With the Apple Cloud Identity Connector, PingFederate includes an Apple authentication API in the sign-on flow.

The following figure illustrates a service provider (SP)-initiated single sign-on (SSO) scenario in which PingFederate authenticates users to an SP application using the Apple IdP Adapter.

![dpj1573071410609](_images/dpj1573071410609.png)

## Description

1. The user opens a web application and chooses the **Sign in with Apple** option.

2. The sign-on link points to the PingFederate Apple IdP Adapter, which redirects the browser…​

3. …​to Apple with the client ID and a list of requested scopes. On the Apple site, the user authenticates their identity and then authorizes the requested scopes.

4. Apple redirects the browser…​

5. …​to the PingFederate Apple IdP Adapter authorization callback endpoint with an authorization code.

   If the user fails to authenticate or does not authorize the request, the response includes an error code instead.

6. The Apple IdP Adapter generates a client secret JSON object. PingFederate sends the client secret, client ID, and nonce value to Apple.

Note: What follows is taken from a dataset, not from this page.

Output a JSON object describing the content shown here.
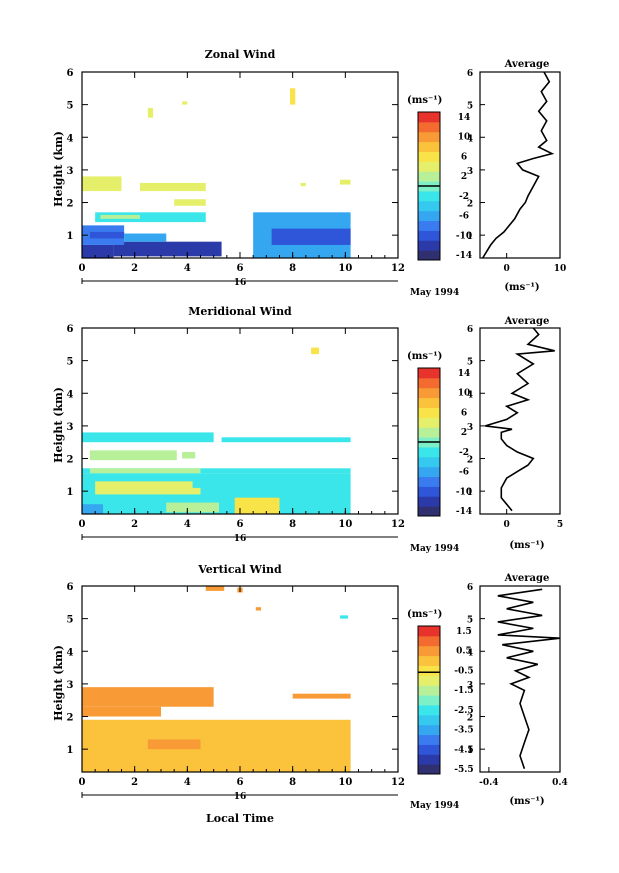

   |   |                                                                                                                                                                                                                               |
   | - | ----------------------------------------------------------------------------------------------------------------------------------------------------------------------------------------------------------------------------- |
   |   | For more about the client secret object, see [Creating the Client Secret](https://developer.apple.com/documentation/signinwithapplerestapi/generate_and_validate_tokens#response-codes) in the Apple Developer documentation. |

7. Apple returns an access token, refresh token, and an identity token.

   |   |                                                                                                                                                                                                                                                            |
   | - | ---------------------------------------------------------------------------------------------------------------------------------------------------------------------------------------------------------------------------------------------------------- |
   |   | For more about the identity token object, see [Retrieve the User's Information from Apple ID Servers](https://developer.apple.com/documentation/signinwithapplerestapi/authenticating_users_with_sign_in_with_apple) in the Apple Developer documentation. |

8. The Apple IdP Adapter uses the Apple public key to verify the identity token.

9. PingFederate redirects the user to the web application with the user attributes from the identity token.